First let's put some foundation: Leader keeps track of matching entries with every follower. It keeps information in nextIndex[]
and matchIndex[]
in the paper (check Fig. 2) and in ProgressMap
in etcd.
// ProgressMap is a map of *Progress.
type ProgressMap map[uint64]*Progress
type Progress struct {
Match, Next uint64
...
}
Now let's jump to your questions.
- For example, leader send out {term:2,index:3} and then {term:2,index:4}, the majority respond in order too. But due to network delay, leader receive the responses out of order, receive response of {term:2,index:4} first. How etcd handle such case? It seems like just ignore the log {term:2,index:3}, commit {term:2,index:4} directly.

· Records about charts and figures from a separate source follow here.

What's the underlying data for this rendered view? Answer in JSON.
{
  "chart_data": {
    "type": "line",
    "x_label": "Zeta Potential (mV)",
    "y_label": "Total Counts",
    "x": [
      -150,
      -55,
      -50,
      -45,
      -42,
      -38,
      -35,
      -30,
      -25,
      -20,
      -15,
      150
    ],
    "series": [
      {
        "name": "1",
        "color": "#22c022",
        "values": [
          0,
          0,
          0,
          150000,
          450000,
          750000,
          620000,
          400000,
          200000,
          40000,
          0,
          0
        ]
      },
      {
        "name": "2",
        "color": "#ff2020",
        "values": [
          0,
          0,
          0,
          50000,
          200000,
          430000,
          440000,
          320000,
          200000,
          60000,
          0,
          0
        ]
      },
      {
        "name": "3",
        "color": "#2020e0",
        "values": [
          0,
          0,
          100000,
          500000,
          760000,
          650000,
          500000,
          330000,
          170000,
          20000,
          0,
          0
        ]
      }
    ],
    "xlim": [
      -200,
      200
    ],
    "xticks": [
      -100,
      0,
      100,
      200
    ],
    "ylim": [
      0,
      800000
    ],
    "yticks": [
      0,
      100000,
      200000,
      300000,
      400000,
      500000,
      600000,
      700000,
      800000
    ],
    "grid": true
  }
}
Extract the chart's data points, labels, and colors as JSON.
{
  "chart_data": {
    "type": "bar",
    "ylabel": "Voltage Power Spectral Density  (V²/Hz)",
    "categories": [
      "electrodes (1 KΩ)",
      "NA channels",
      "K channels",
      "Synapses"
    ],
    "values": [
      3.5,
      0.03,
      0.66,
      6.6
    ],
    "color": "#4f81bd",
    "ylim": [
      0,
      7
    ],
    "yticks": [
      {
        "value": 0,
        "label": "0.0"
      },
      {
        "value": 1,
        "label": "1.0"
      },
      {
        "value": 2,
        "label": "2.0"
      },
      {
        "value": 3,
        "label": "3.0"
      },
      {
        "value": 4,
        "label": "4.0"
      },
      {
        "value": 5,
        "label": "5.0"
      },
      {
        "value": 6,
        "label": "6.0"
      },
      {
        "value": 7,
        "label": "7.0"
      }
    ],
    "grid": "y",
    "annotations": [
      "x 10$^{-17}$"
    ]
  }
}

Here all depends on state of the follower (from leader perspective). Let's dive into StateProbe
and StateReplicate
.
In StateProbe
leader tries to figure out which entries it should send to the follower. It sends one message at the time and waits for response (which might be reject response in which case leader have to decrease Next
related to this follower and retry). In this state sending 2 different MsgApp
to the same follower is not possible.
In StateReplicate
leader assumes that network is stable and sends (potentially) many MsgApp
messages. Let's work on example.
Match := 2
, Next := 2
Follower log : [E1, E2]
(E stands for "entry")
Leader log: [E1, E2]
In this state leader gets put request for entries E3, E4 and E5. Let's assume that max batch size is 2 and thus all new entries can't be send in single message. Leader will send 2 messages: (Index: 3, Entries: [E3, E4])
and (Index: 5, Entries: [E5])
. Second message will be send before ack for first one is obtained. In case in the picture, follower gets first message, checks if it can append it by using Index
from request (check is performed in (raft).handleAppendEntries > (raftLog).maybeAppend > (raftLog).matchTerm > (raftLog).term
), appends entries to it's log and sends ack. Later on, follower gets 2nd request and does the same for it (checks if it can append it and sends ack).
Fact that follower checks if it can append entries before sending ack is important here. Once leader get ack for any message it is sure that all entries up to Index + len(Entries)
are populated in follower's log (otherwise this message would be rejected instead of acked). Thanks to that, it is not important if first ack is delayed (or even lost).
- How etcd retry when response packet(e.g. resp of {term:2,index:3}) loss happen? I can't find any code snippet to handle this in the etcd project.
I'll focus on etcd now as in raft paper it is described as "the leader retries AppendEntries RPCs indefinitely", which is rather non constructive. Every short interval, leader sends MsgHeartbeat
to the follower and latter responds with MsgHeartbeatResp
. As part of MsgHeartbeatResp
handling, leader does following
if pr.Match < r.raftLog.lastIndex() {
r.sendAppend(m.From)
}
Which should be read as: "If there is any entry that is not present on the follower, send him first missing entry". This can be seen as retry mechanism as pr.Match
will not increase without ack from follower.